En este pasaje, algunos saduceos, que no creían en la resurrección, se acercan a Jesús para ponerlo a prueba con una pregunta complicada sobre una mujer que había tenido varios esposos. Su intención no era buscar la verdad, sino desacreditar la enseñanza de la resurrección.

Jesús les responde mostrando que su error proviene de no comprender ni las Escrituras ni el poder de Dios. Les explica que la vida eterna no es una simple continuación de la vida terrena. En la resurrección, la relación con Dios alcanzará una plenitud que supera nuestras categorías humanas y nuestras formas de pensar.

Luego Jesús recuerda las palabras que Dios dirige a Moisés desde la zarza ardiente: «Yo soy el Dios de Abraham, el Dios de Isaac y el Dios de Jacob». No dice "yo fui", sino "yo soy". De este modo, Jesús revela que para Dios los patriarcas siguen vivos, porque Él es un Dios de vivos y no de muertos.

Este Evangelio nos invita a renovar nuestra esperanza. Muchas veces vivimos preocupados únicamente por las cosas de este mundo, olvidando que nuestra existencia tiene una dimensión eterna. La fe cristiana nos enseña que la muerte no tiene la última palabra; Dios nos llama a una vida nueva junto a Él.

También nos interpela a profundizar nuestro conocimiento de la Palabra de Dios. Los saduceos conocían los textos sagrados, pero no comprendían su verdadero sentido. Nosotros también corremos el riesgo de quedarnos en una fe superficial si no alimentamos nuestro corazón con la oración, la reflexión y el encuentro personal con Cristo.

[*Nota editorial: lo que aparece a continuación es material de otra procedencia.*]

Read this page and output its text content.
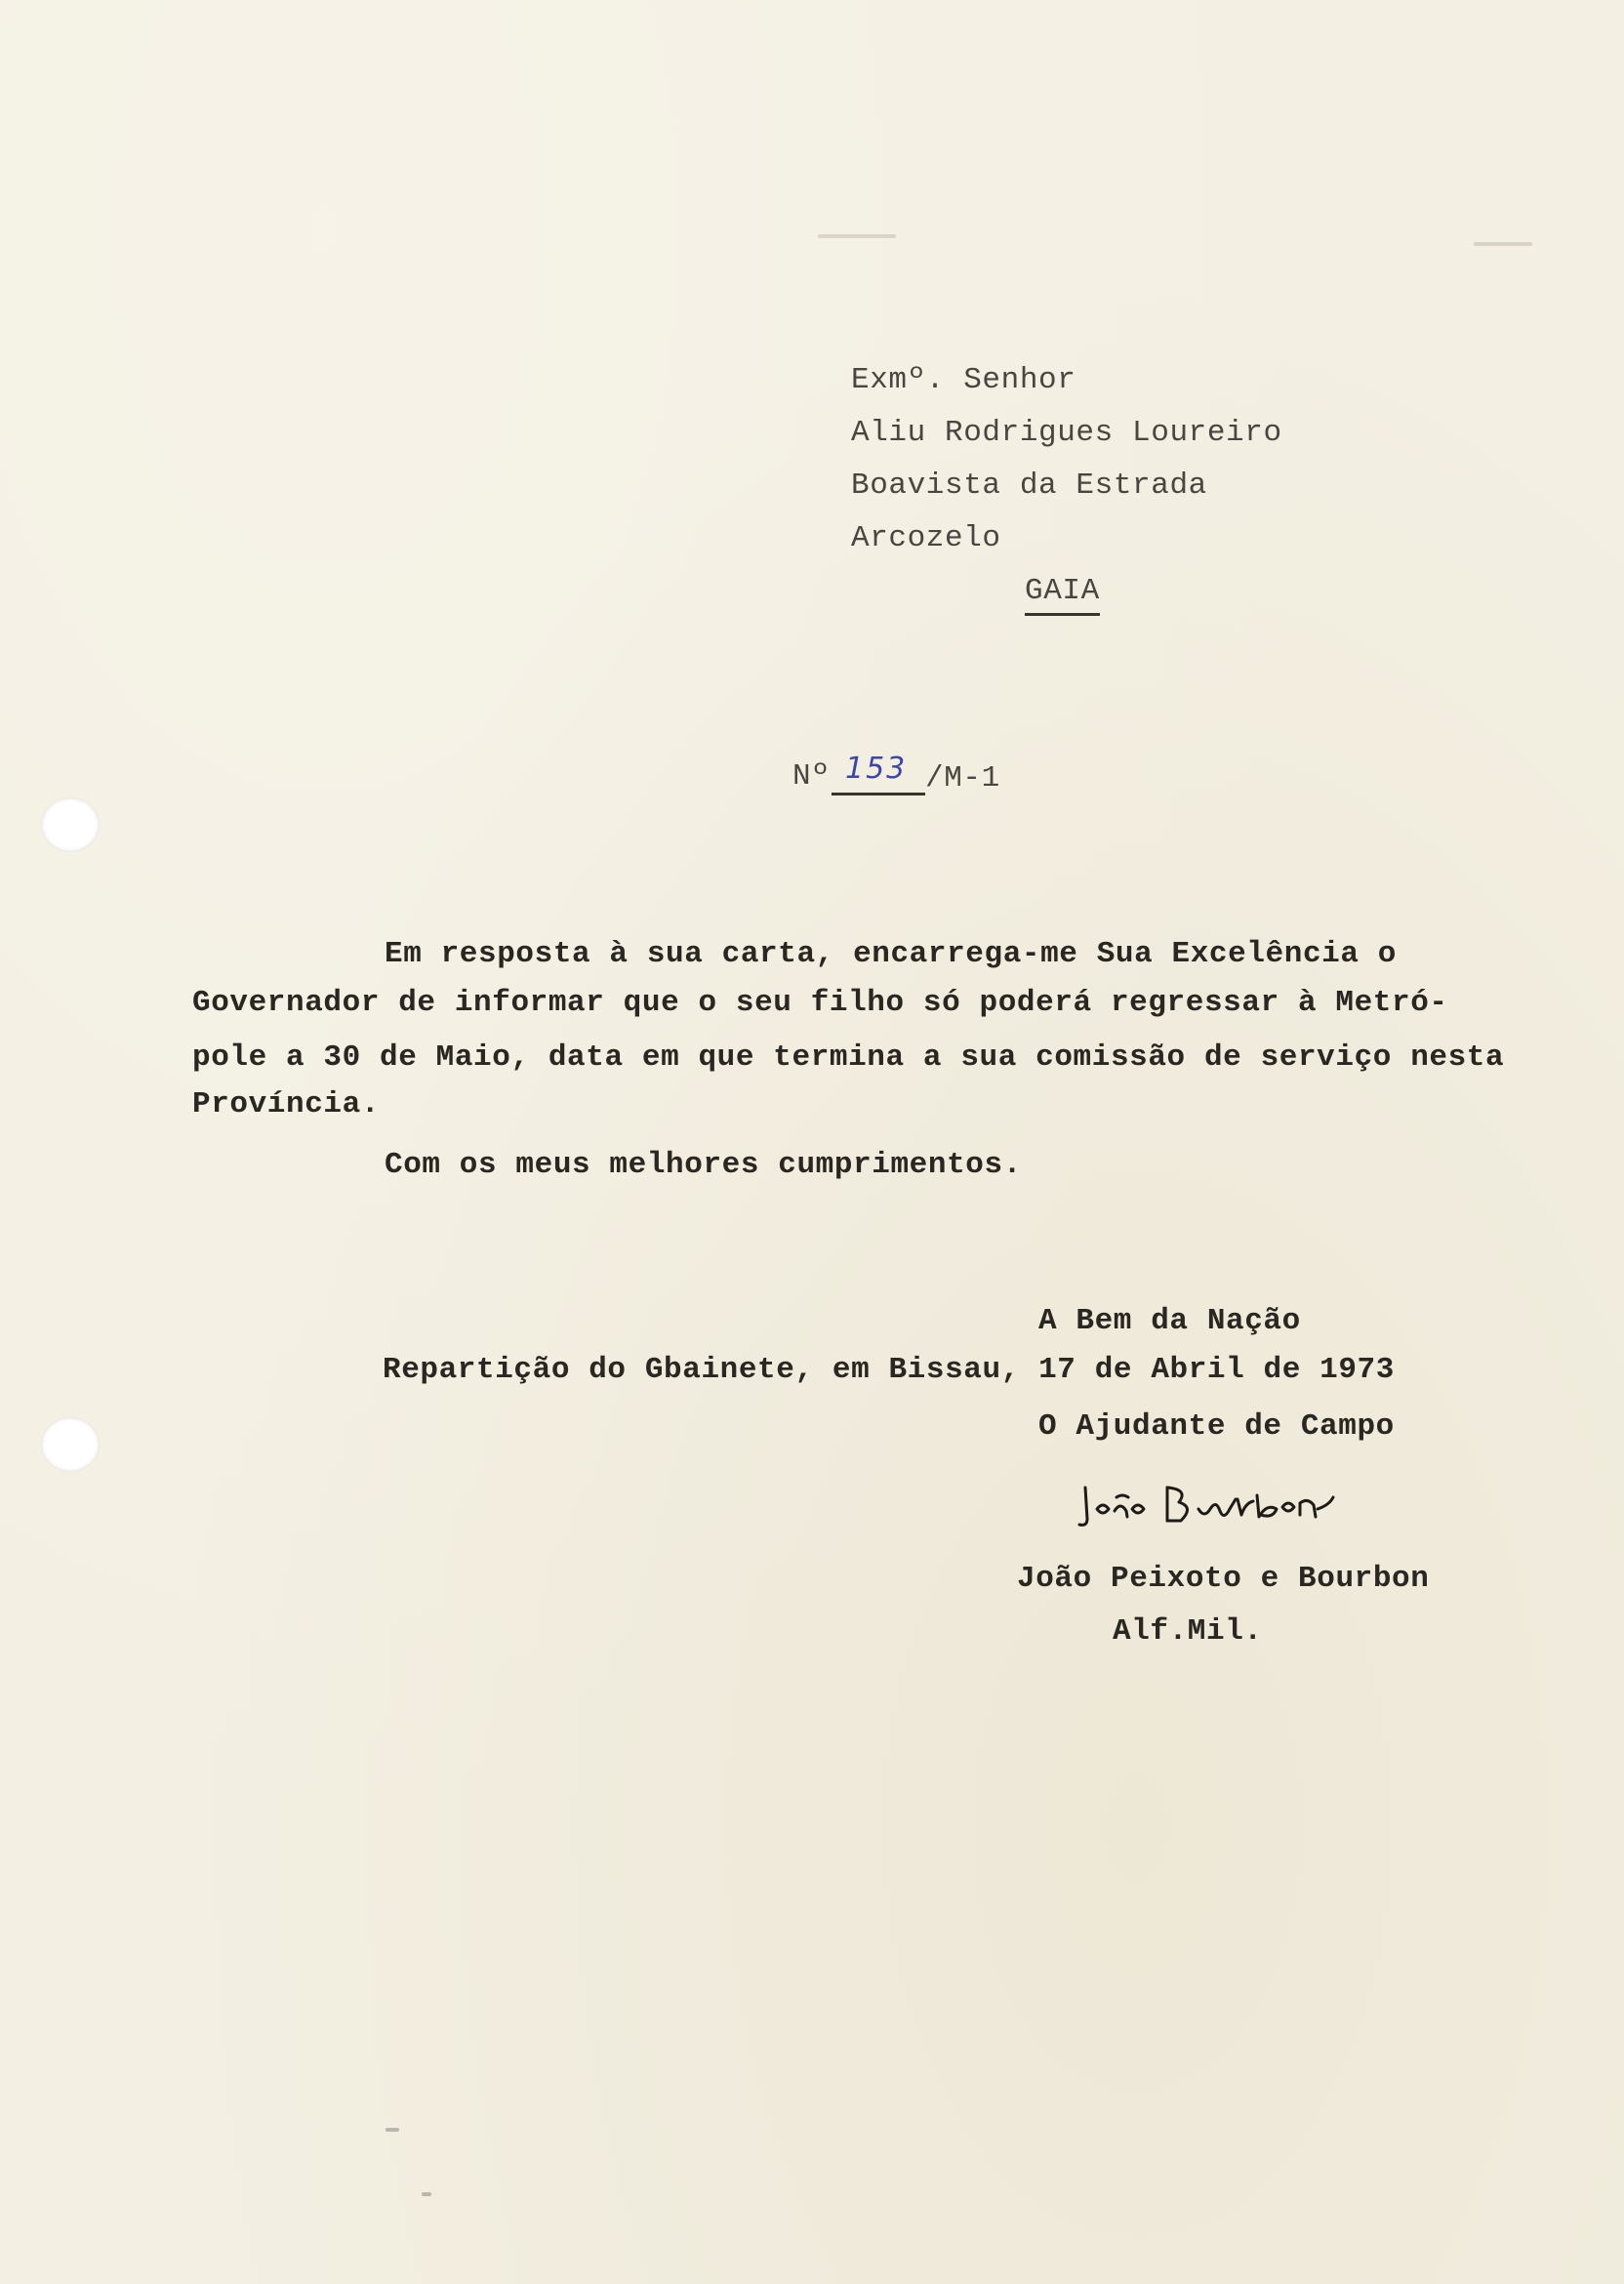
Exmº. Senhor
Aliu Rodrigues Loureiro
Boavista da Estrada
Arcozelo
GAIA
Nº 153 /M-1
Em resposta à sua carta, encarrega-me Sua Excelência o
Governador de informar que o seu filho só poderá regressar à Metró-
pole a 30 de Maio, data em que termina a sua comissão de serviço nesta
Província.
Com os meus melhores cumprimentos.
A Bem da Nação
Repartição do Gbainete, em Bissau, 17 de Abril de 1973
O Ajudante de Campo
João Peixoto e Bourbon
Alf.Mil.
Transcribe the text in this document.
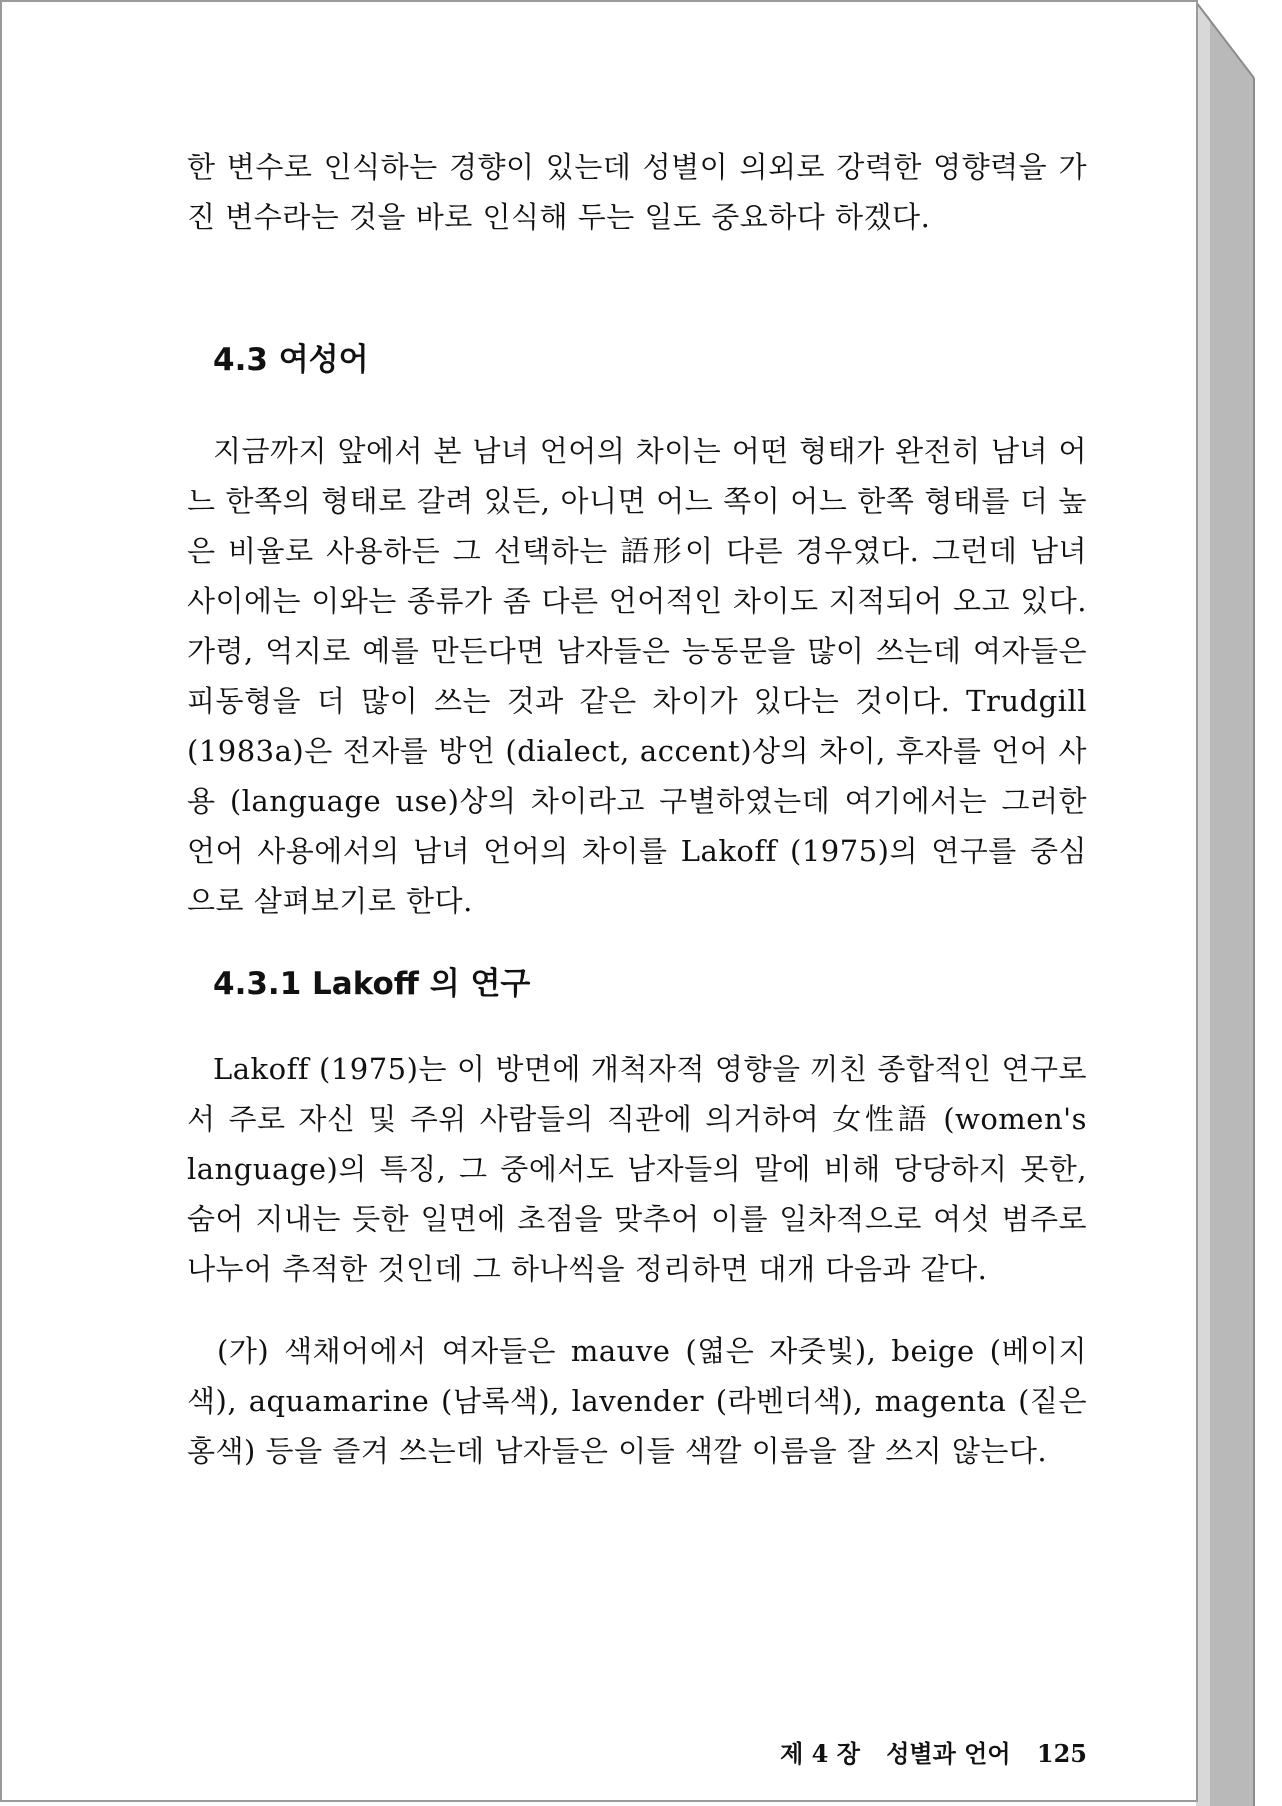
한 변수로 인식하는 경향이 있는데 성별이 의외로 강력한 영향력을 가진 변수라는 것을 바로 인식해 두는 일도 중요하다 하겠다.

4.3 여성어

지금까지 앞에서 본 남녀 언어의 차이는 어떤 형태가 완전히 남녀 어느 한쪽의 형태로 갈려 있든, 아니면 어느 쪽이 어느 한쪽 형태를 더 높은 비율로 사용하든 그 선택하는 語形이 다른 경우였다. 그런데 남녀 사이에는 이와는 종류가 좀 다른 언어적인 차이도 지적되어 오고 있다. 가령, 억지로 예를 만든다면 남자들은 능동문을 많이 쓰는데 여자들은 피동형을 더 많이 쓰는 것과 같은 차이가 있다는 것이다. Trudgill (1983a)은 전자를 방언 (dialect, accent)상의 차이, 후자를 언어 사용 (language use)상의 차이라고 구별하였는데 여기에서는 그러한 언어 사용에서의 남녀 언어의 차이를 Lakoff (1975)의 연구를 중심으로 살펴보기로 한다.

4.3.1 Lakoff 의 연구

Lakoff (1975)는 이 방면에 개척자적 영향을 끼친 종합적인 연구로서 주로 자신 및 주위 사람들의 직관에 의거하여 女性語 (women's language)의 특징, 그 중에서도 남자들의 말에 비해 당당하지 못한, 숨어 지내는 듯한 일면에 초점을 맞추어 이를 일차적으로 여섯 범주로 나누어 추적한 것인데 그 하나씩을 정리하면 대개 다음과 같다.

(가) 색채어에서 여자들은 mauve (엷은 자줏빛), beige (베이지색), aquamarine (남록색), lavender (라벤더색), magenta (짙은 홍색) 등을 즐겨 쓰는데 남자들은 이들 색깔 이름을 잘 쓰지 않는다.

제 4 장 성별과 언어 125
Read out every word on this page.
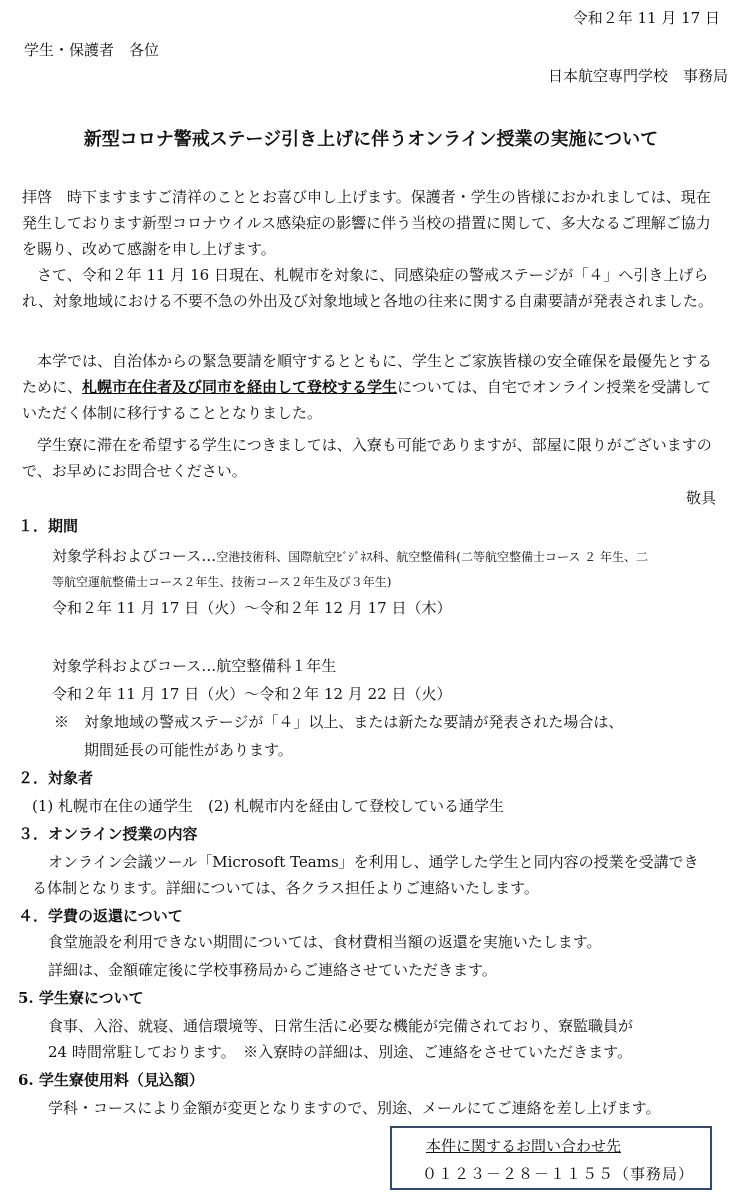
令和２年 11 月 17 日
学生・保護者　各位
日本航空専門学校　事務局
新型コロナ警戒ステージ引き上げに伴うオンライン授業の実施について

拝啓　時下ますますご清祥のこととお喜び申し上げます。保護者・学生の皆様におかれましては、現在発生しております新型コロナウイルス感染症の影響に伴う当校の措置に関して、多大なるご理解ご協力を賜り、改めて感謝を申し上げます。

　さて、令和２年 11 月 16 日現在、札幌市を対象に、同感染症の警戒ステージが「４」へ引き上げられ、対象地域における不要不急の外出及び対象地域と各地の往来に関する自粛要請が発表されました。

　本学では、自治体からの緊急要請を順守するとともに、学生とご家族皆様の安全確保を最優先とするために、札幌市在住者及び同市を経由して登校する学生については、自宅でオンライン授業を受講していただく体制に移行することとなりました。

　学生寮に滞在を希望する学生につきましては、入寮も可能でありますが、部屋に限りがございますので、お早めにお問合せください。

敬具
１．期間
対象学科およびコース…空港技術科、国際航空ﾋﾞｼﾞﾈｽ科、航空整備科(二等航空整備士コース ２ 年生、二
等航空運航整備士コース２年生、技術コース２年生及び３年生)
令和２年 11 月 17 日（火）～令和２年 12 月 17 日（木）
対象学科およびコース…航空整備科１年生
令和２年 11 月 17 日（火）～令和２年 12 月 22 日（火）
※　対象地域の警戒ステージが「４」以上、または新たな要請が発表された場合は、
期間延長の可能性があります。
２．対象者
(1) 札幌市在住の通学生　(2) 札幌市内を経由して登校している通学生
３．オンライン授業の内容
オンライン会議ツール「Microsoft Teams」を利用し、通学した学生と同内容の授業を受講でき
る体制となります。詳細については、各クラス担任よりご連絡いたします。
４．学費の返還について
食堂施設を利用できない期間については、食材費相当額の返還を実施いたします。
詳細は、金額確定後に学校事務局からご連絡させていただきます。
5. 学生寮について
食事、入浴、就寝、通信環境等、日常生活に必要な機能が完備されており、寮監職員が
24 時間常駐しております。　※入寮時の詳細は、別途、ご連絡をさせていただきます。
6. 学生寮使用料（見込額）
学科・コースにより金額が変更となりますので、別途、メールにてご連絡を差し上げます。
本件に関するお問い合わせ先
０１２３－２８－１１５５（事務局）
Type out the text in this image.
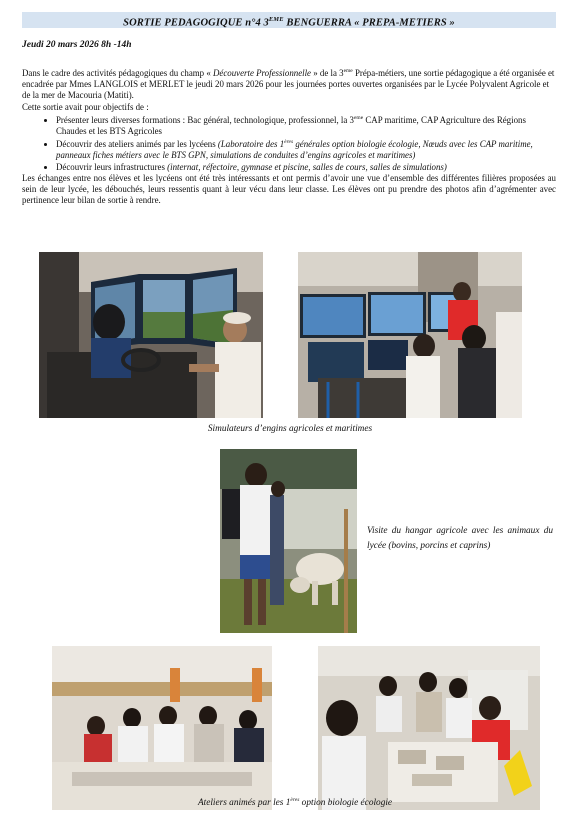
SORTIE PEDAGOGIQUE n°4 3EME BENGUERRA « PREPA-METIERS »
Jeudi 20 mars 2026 8h -14h

Dans le cadre des activités pédagogiques du champ « Découverte Professionnelle » de la 3eme Prépa-métiers, une sortie pédagogique a été organisée et encadrée par Mmes LANGLOIS et MERLET le jeudi 20 mars 2026 pour les journées portes ouvertes organisées par le Lycée Polyvalent Agricole et de la mer de Macouria (Matiti).

Cette sortie avait pour objectifs de :

• Présenter leurs diverses formations : Bac général, technologique, professionnel, la 3eme CAP maritime, CAP Agriculture des Régions Chaudes et les BTS Agricoles
• Découvrir des ateliers animés par les lycéens (Laboratoire des 1ères générales option biologie écologie, Nœuds avec les CAP maritime, panneaux fiches métiers avec le BTS GPN, simulations de conduites d’engins agricoles et maritimes)
• Découvrir leurs infrastructures (internat, réfectoire, gymnase et piscine, salles de cours, salles de simulations)

Les échanges entre nos élèves et les lycéens ont été très intéressants et ont permis d’avoir une vue d’ensemble des différentes filières proposées au sein de leur lycée, les débouchés, leurs ressentis quant à leur vécu dans leur classe. Les élèves ont pu prendre des photos afin d’agrémenter avec pertinence leur bilan de sortie à rendre.

Simulateurs d’engins agricoles et maritimes
Visite du hangar agricole avec les animaux du lycée (bovins, porcins et caprins)
Ateliers animés par les 1ères option biologie écologie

En este año en que la Parroquia San Juan Bautista celebra sus 100 años (1926-2026), pidamos al Señor la gracia de vivir con la mirada puesta en la eternidad, confiando en que el Dios que nos llamó a la vida nunca abandona a sus hijos.

Para meditar

¿Vivo cada día con la esperanza de la resurrección o como si todo terminara en esta vida?